En disant ces paroles, le maréchal montait à cheval. À peine en selle, il avait aperçu la colonne des Suisses fuyant à toutes jambes à travers le Carrousel ; il n’avait exprimé son sentiment que par un jurement énergique, et était parti au galop pour tâcher vainement d’arrêter les Suisses.

À peine quelques secondes s’étaient écoulées que monsieur de Glandevès avait vu le maréchal, avec une poignée de monde, travaillant à faire fermer les grilles de la cour, et toutes les troupes, y compris l’artillerie, filant au grand galop à travers le palais. Sous le pavillon de l’Horloge, le peuple poursuivant les soldats avait débouché par la rue du Louvre ; il occupait déjà les appartements du Roi où il était entré par la galerie des tableaux.

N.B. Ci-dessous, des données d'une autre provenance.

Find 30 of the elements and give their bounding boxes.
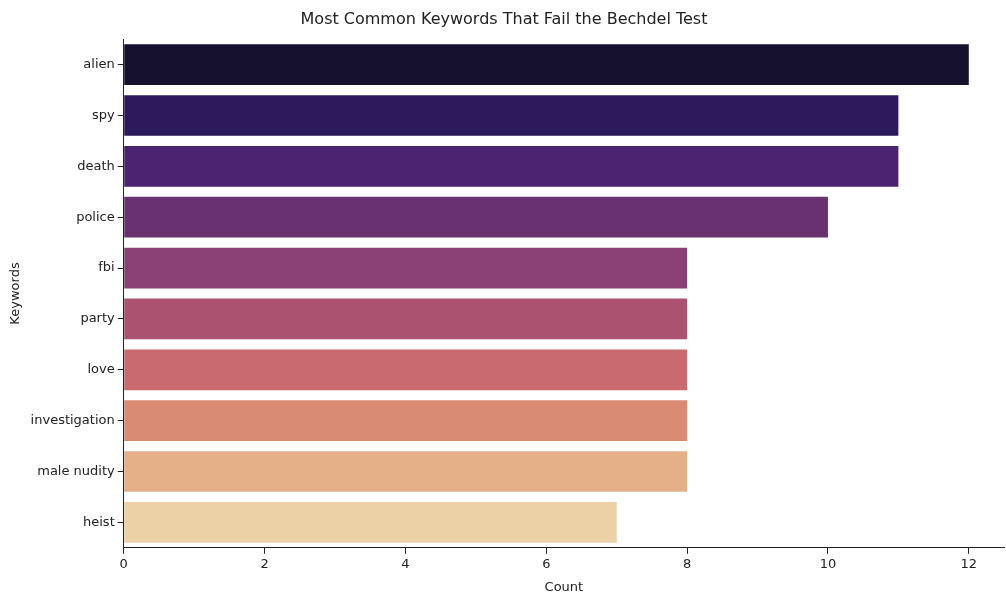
chart-title: Most Common Keywords That Fail the Bechdel Test [300, 8, 708, 28]
bar [124, 400, 688, 441]
y-tick-label: heist [83, 513, 115, 529]
x-tick-label: 6 [542, 555, 551, 571]
y-tick-label: investigation [30, 412, 115, 428]
bar [124, 298, 688, 340]
x-tick-label: 0 [119, 555, 128, 571]
y-tick-label: alien [83, 56, 115, 71]
bar [124, 349, 688, 391]
bar [124, 44, 969, 85]
y-tick-label: spy [92, 106, 116, 122]
y-tick-label: love [87, 361, 115, 377]
y-tick-label: death [77, 157, 115, 173]
y-axis-title: Keywords [7, 262, 23, 325]
bar [124, 502, 617, 543]
x-tick-label: 10 [819, 555, 837, 571]
y-tick-label: party [80, 310, 116, 326]
y-tick-label: male nudity [37, 462, 116, 478]
bar [124, 95, 899, 136]
y-tick-label: fbi [98, 259, 115, 275]
bar [124, 451, 688, 492]
x-tick-label: 4 [401, 555, 410, 571]
y-tick-label: police [76, 208, 115, 224]
bar [124, 146, 899, 187]
bar [124, 247, 688, 289]
x-tick-label: 2 [260, 555, 269, 571]
x-axis-title: Count [544, 578, 584, 594]
x-tick-label: 8 [682, 555, 692, 571]
bar [124, 196, 828, 238]
x-tick-label: 12 [960, 555, 978, 571]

Le pauvre Glandevès, se trouvant seul de sa bande en grand uniforme au milieu du Carrousel, courut de toutes ses forces pour regagner le petit escalier de l’état-major. On tira sur lui, mais sans l’atteindre. C’était dans le moment où il entrait dans le passage souterrain qui conduit de l’état-major au palais que mon valet de chambre l’avait aperçu et lui avait parlé. On comprend, du reste, qu’il eût l’air fort troublé.

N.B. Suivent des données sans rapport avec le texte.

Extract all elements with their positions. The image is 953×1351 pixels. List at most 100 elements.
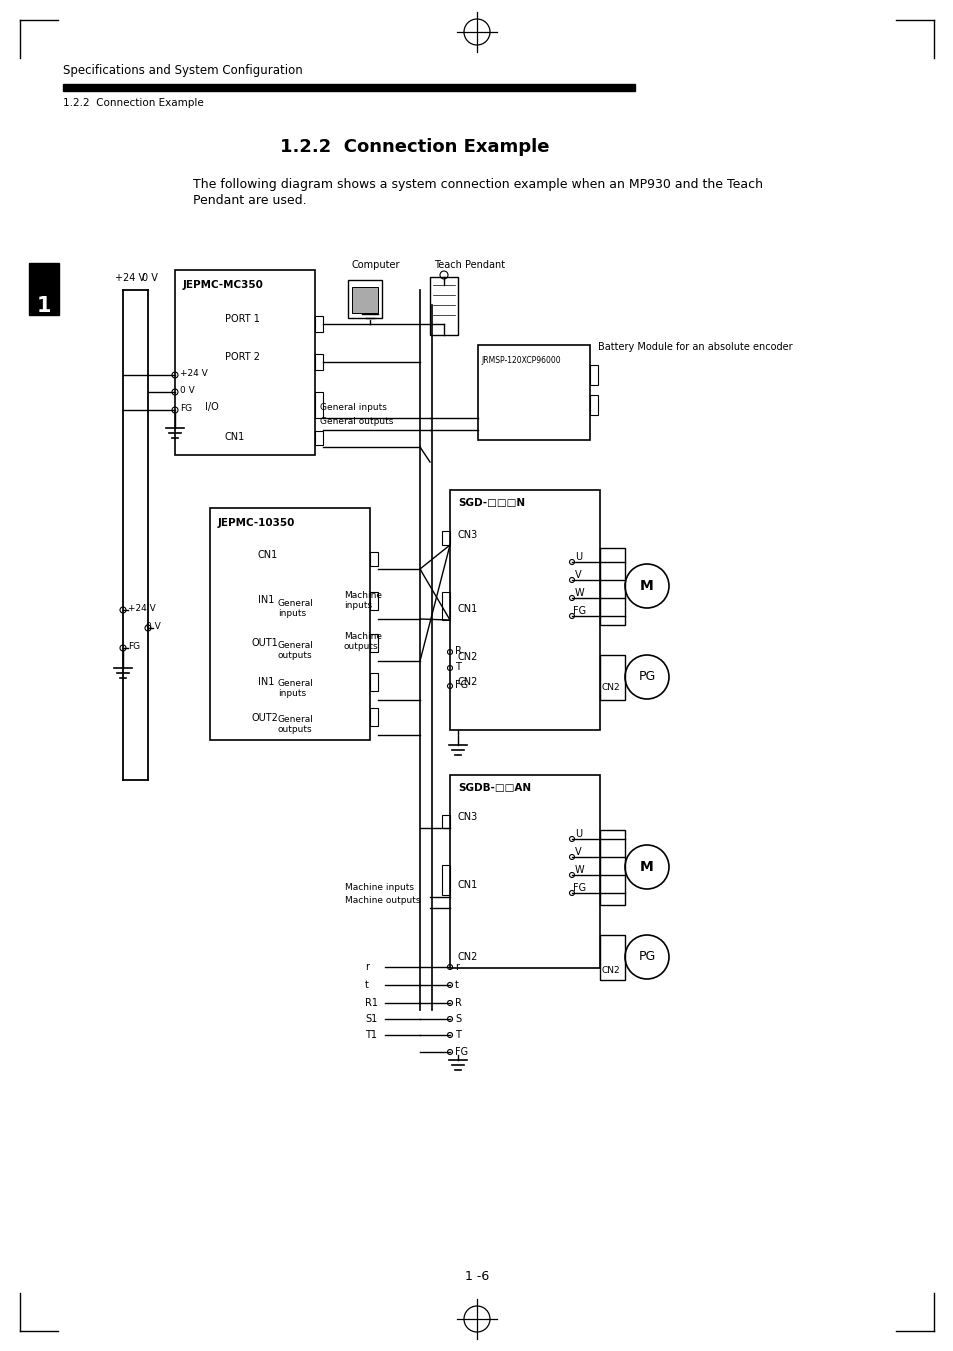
Text: Pendant are used.: Pendant are used.: [193, 195, 306, 207]
Text: T: T: [455, 662, 460, 671]
Bar: [599, 655, 624, 700]
Text: R1: R1: [365, 998, 377, 1008]
Text: SGD-□□□N: SGD-□□□N: [457, 499, 524, 508]
Text: +24 V: +24 V: [115, 273, 145, 282]
Text: CN2: CN2: [457, 952, 477, 962]
Bar: [370, 708, 377, 725]
Text: CN2: CN2: [457, 653, 477, 662]
Text: 0 V: 0 V: [142, 273, 157, 282]
Bar: [441, 865, 450, 894]
Bar: [352, 286, 377, 313]
Text: T1: T1: [365, 1029, 376, 1040]
Text: Battery Module for an absolute encoder: Battery Module for an absolute encoder: [598, 342, 792, 353]
Text: General: General: [277, 640, 314, 650]
Text: U: U: [575, 830, 581, 839]
Text: OUT1: OUT1: [252, 638, 278, 648]
Text: JEPMC-10350: JEPMC-10350: [218, 517, 295, 528]
Text: T: T: [455, 1029, 460, 1040]
Text: CN2: CN2: [457, 677, 477, 688]
Text: CN2: CN2: [601, 966, 620, 975]
Text: r: r: [455, 962, 458, 971]
Text: 1 -6: 1 -6: [464, 1270, 489, 1283]
Text: 1: 1: [37, 296, 51, 316]
Text: r: r: [365, 962, 369, 971]
Text: W: W: [575, 865, 584, 875]
Bar: [589, 365, 598, 385]
Bar: [441, 531, 450, 544]
Text: R: R: [455, 998, 461, 1008]
Text: 0 V: 0 V: [146, 621, 161, 631]
Text: outputs: outputs: [344, 642, 378, 651]
Text: PORT 2: PORT 2: [225, 353, 260, 362]
Text: CN3: CN3: [457, 530, 477, 540]
Bar: [370, 553, 377, 566]
Bar: [370, 634, 377, 653]
Text: CN2: CN2: [601, 684, 620, 692]
Text: V: V: [575, 570, 581, 580]
Text: +24 V: +24 V: [180, 369, 208, 378]
Text: IN1: IN1: [257, 594, 274, 605]
Text: General: General: [277, 715, 314, 724]
Text: t: t: [365, 979, 369, 990]
Text: t: t: [455, 979, 458, 990]
Text: inputs: inputs: [277, 689, 306, 698]
Text: JEPMC-MC350: JEPMC-MC350: [183, 280, 264, 290]
Bar: [589, 394, 598, 415]
Text: FG: FG: [455, 680, 468, 690]
Text: outputs: outputs: [277, 725, 313, 734]
Bar: [210, 508, 370, 740]
Text: inputs: inputs: [277, 609, 306, 617]
Text: FG: FG: [128, 642, 140, 651]
Bar: [314, 392, 323, 417]
Text: +24 V: +24 V: [128, 604, 155, 613]
Text: 0 V: 0 V: [180, 386, 194, 394]
Bar: [29, 263, 59, 315]
Text: S1: S1: [365, 1015, 376, 1024]
Bar: [63, 84, 635, 91]
Bar: [314, 431, 323, 444]
Text: outputs: outputs: [277, 651, 313, 661]
Text: General outputs: General outputs: [319, 417, 393, 426]
Text: PG: PG: [638, 670, 655, 684]
Text: FG: FG: [455, 1047, 468, 1056]
Bar: [348, 280, 381, 317]
Text: CN1: CN1: [257, 550, 278, 561]
Text: CN3: CN3: [457, 812, 477, 821]
Text: SGDB-□□AN: SGDB-□□AN: [457, 784, 531, 793]
Bar: [450, 490, 599, 730]
Bar: [599, 549, 624, 626]
Text: FG: FG: [573, 884, 585, 893]
Text: 1.2.2  Connection Example: 1.2.2 Connection Example: [63, 99, 204, 108]
Bar: [450, 775, 599, 969]
Text: CN1: CN1: [457, 880, 477, 890]
Text: The following diagram shows a system connection example when an MP930 and the Te: The following diagram shows a system con…: [193, 178, 762, 190]
Text: PG: PG: [638, 951, 655, 963]
Bar: [599, 830, 624, 905]
Bar: [174, 270, 314, 455]
Bar: [370, 673, 377, 690]
Text: IN1: IN1: [257, 677, 274, 688]
Text: W: W: [575, 588, 584, 598]
Text: FG: FG: [180, 404, 192, 413]
Text: R: R: [455, 646, 461, 657]
Text: Computer: Computer: [352, 259, 400, 270]
Bar: [599, 935, 624, 979]
Text: Machine outputs: Machine outputs: [345, 896, 420, 905]
Text: 1.2.2  Connection Example: 1.2.2 Connection Example: [280, 138, 549, 155]
Text: U: U: [575, 553, 581, 562]
Text: M: M: [639, 861, 653, 874]
Text: inputs: inputs: [344, 601, 372, 611]
Text: General inputs: General inputs: [319, 403, 387, 412]
Bar: [441, 815, 450, 828]
Text: Machine inputs: Machine inputs: [345, 884, 414, 892]
Text: V: V: [575, 847, 581, 857]
Text: General: General: [277, 680, 314, 688]
Text: Teach Pendant: Teach Pendant: [434, 259, 504, 270]
Bar: [370, 592, 377, 611]
Text: OUT2: OUT2: [252, 713, 278, 723]
Bar: [430, 277, 457, 335]
Text: Machine: Machine: [344, 590, 381, 600]
Text: FG: FG: [573, 607, 585, 616]
Bar: [314, 316, 323, 332]
Bar: [477, 345, 589, 440]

Il m’apprit aussi qu’Alexandre de Laborde faisait partie d’un gouvernement provisoire réuni à l’Hôtel de Ville, et me demanda si j’étais en mesure d’obtenir de lui une permission de passer les barricades pour se rendre à Saint-Cloud. Je me mis tout de suite à écrire un billet à monsieur de Laborde que j’envoyai chez lui.

Quelques personnes vinrent me voir dans la soirée, et eurent grande joie à trouver chez moi monsieur de Glandevès dont on était inquiet. L’ambassadeur de Russie me fit dire qu’il était encore trop souffrant pour sortir.